Hierarchy of context/intent
From my experience, one or at most two meta agents managing multiple subagents is the best workflow. Many people run many agents in parallel, but that gets unwieldy fast. It is more important than ever to minimise slop. My gut feeling is that limited context causes a lot of slop creep. The more the model has to infer, the more it drifts from the user’s intent. Better-scoped tasks reduce that drift.
Don’t Be Afraid of Compaction
We talked in length about how to minimise context usage, however it’s inevitable that you start to reach the limit of the model’s context window. When the session reaches the max context window of the session, Compaction takes place. Most people fear compaction and try to avoid it at all costs. But fear not my friends, once you understand what happens during Compaction, we can find ways to work around it.
How Compaction Works in Codex
There are 3 ways of triggering compaction:
- Automatic compaction when 90% of the context window is used while the turn is still going on.
- Automatic compaction when 90% of the context window is used and the turn is over.
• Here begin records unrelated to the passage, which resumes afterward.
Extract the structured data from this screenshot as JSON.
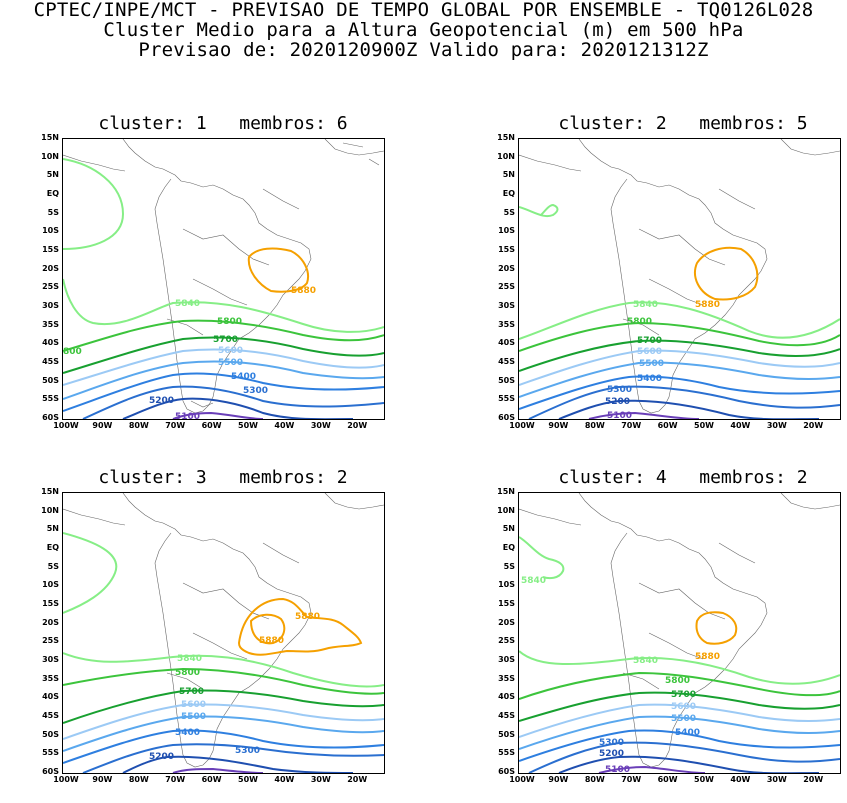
{
  "header": {
    "line1": "CPTEC/INPE/MCT - PREVISAO DE TEMPO GLOBAL POR ENSEMBLE - TQ0126L028",
    "line2": "Cluster Medio para a Altura Geopotencial (m) em 500 hPa",
    "line3": "Previsao de: 2020120900Z    Valido para: 2020121312Z"
  },
  "axes": {
    "lat_labels": [
      "15N",
      "10N",
      "5N",
      "EQ",
      "5S",
      "10S",
      "15S",
      "20S",
      "25S",
      "30S",
      "35S",
      "40S",
      "45S",
      "50S",
      "55S",
      "60S"
    ],
    "lon_labels": [
      "100W",
      "90W",
      "80W",
      "70W",
      "60W",
      "50W",
      "40W",
      "30W",
      "20W"
    ]
  },
  "colors": {
    "c5100": "#6a3fb8",
    "c5200": "#1f4fb0",
    "c5300": "#2a6fd0",
    "c5400": "#2e7fe0",
    "c5500": "#5aa8ee",
    "c5600": "#9ccaf5",
    "c5700": "#18a030",
    "c5800": "#3cc43c",
    "c5840": "#86ee86",
    "c5880": "#f5a000",
    "coast": "#555555"
  },
  "panels": [
    {
      "title": "cluster: 1   membros: 6",
      "labels": {
        "l5100": "5100",
        "l5200": "5200",
        "l5300": "5300",
        "l5400": "5400",
        "l5500": "5500",
        "l5600": "5600",
        "l5700": "5700",
        "l5800": "5800",
        "l5840": "5840",
        "l5880": "5880",
        "l5800b": "800"
      }
    },
    {
      "title": "cluster: 2   membros: 5",
      "labels": {
        "l5100": "5100",
        "l5200": "5200",
        "l5300": "5300",
        "l5400": "5400",
        "l5500": "5500",
        "l5600": "5600",
        "l5700": "5700",
        "l5800": "5800",
        "l5840": "5840",
        "l5880": "5880"
      }
    },
    {
      "title": "cluster: 3   membros: 2",
      "labels": {
        "l5200": "5200",
        "l5300": "5300",
        "l5400": "5400",
        "l5500": "5500",
        "l5600": "5600",
        "l5700": "5700",
        "l5800": "5800",
        "l5840": "5840",
        "l5880a": "5880",
        "l5880b": "5880"
      }
    },
    {
      "title": "cluster: 4   membros: 2",
      "labels": {
        "l5100": "5100",
        "l5200": "5200",
        "l5300": "5300",
        "l5400": "5400",
        "l5500": "5500",
        "l5600": "5600",
        "l5700": "5700",
        "l5800": "5800",
        "l5840a": "5840",
        "l5840b": "5840",
        "l5880": "5880"
      }
    }
  ]
}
- User requested compaction using the
/compactcommand.
In all three cases, the compaction method is similar at a high level, but not identical.
How compaction happens
- The System Instructions are opaque so we can just assume that they are reinserted.
- The Harness Instructions are stripped, recomputed, and inserted again next turn.
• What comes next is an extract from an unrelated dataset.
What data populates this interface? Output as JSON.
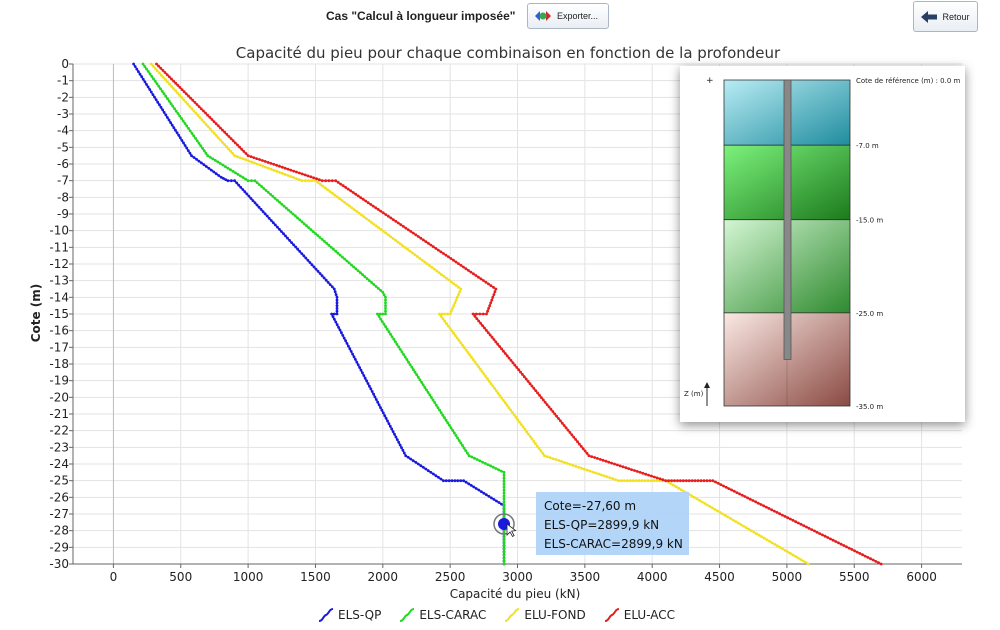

- The conversation history is sent to OpenAI’s compaction endpoint which returns a summary of the conversation. While going through the codebase, I also found an option for local summarization which is the fallback path for non-OpenAI providers.
Now we can map all the information that is possibly lost and not lost.
The Harness Instructions are recomputed and inserted again.
If any of these have changed during the session, the newly computed values are what get inserted.
In practice, stable things like base instructions or AGENTS.md files often come back looking the same, but they are regenerated rather than replayed verbatim.
One important caveat here is Skills. On recomputation, the model gets the advertised skill metadata again, but not the full skill body unless it is explicitly injected.
However, even if earlier you mentioned $skill-name and that injected the full SKILL.md, that full skill body is not automatically added again after compaction.
So if your workflow makes heavy use of skills, you may need to trigger that injection again.
The Conversation History is where the bulk of our context savings come from after compaction. This also means that some important information is lost; after all, summarisation is often lossy compression. There is one very simple trick to recover information after compression.
Just ask the model to recount what it understands and fill in the gaps.
It’s that easy! Whatever important context is lost, just fill that back in. Generally summarisation is not bad. The type of information that is lost is intent drift between you and the model. Therefore it’s your job as the orchestrator to align that back in.
Conclusion
Context engineering is not about stuffing as many tokens as possible into the window. It is about keeping the right information alive across the session.
Compaction is not the end of the session. It is just lossy compression. What usually degrades is not raw project knowledge, but alignment between your intent and the model’s working summary.
The fix is simple: ask the model to recount its understanding, then restate the goal, constraints, and anything important that was lost.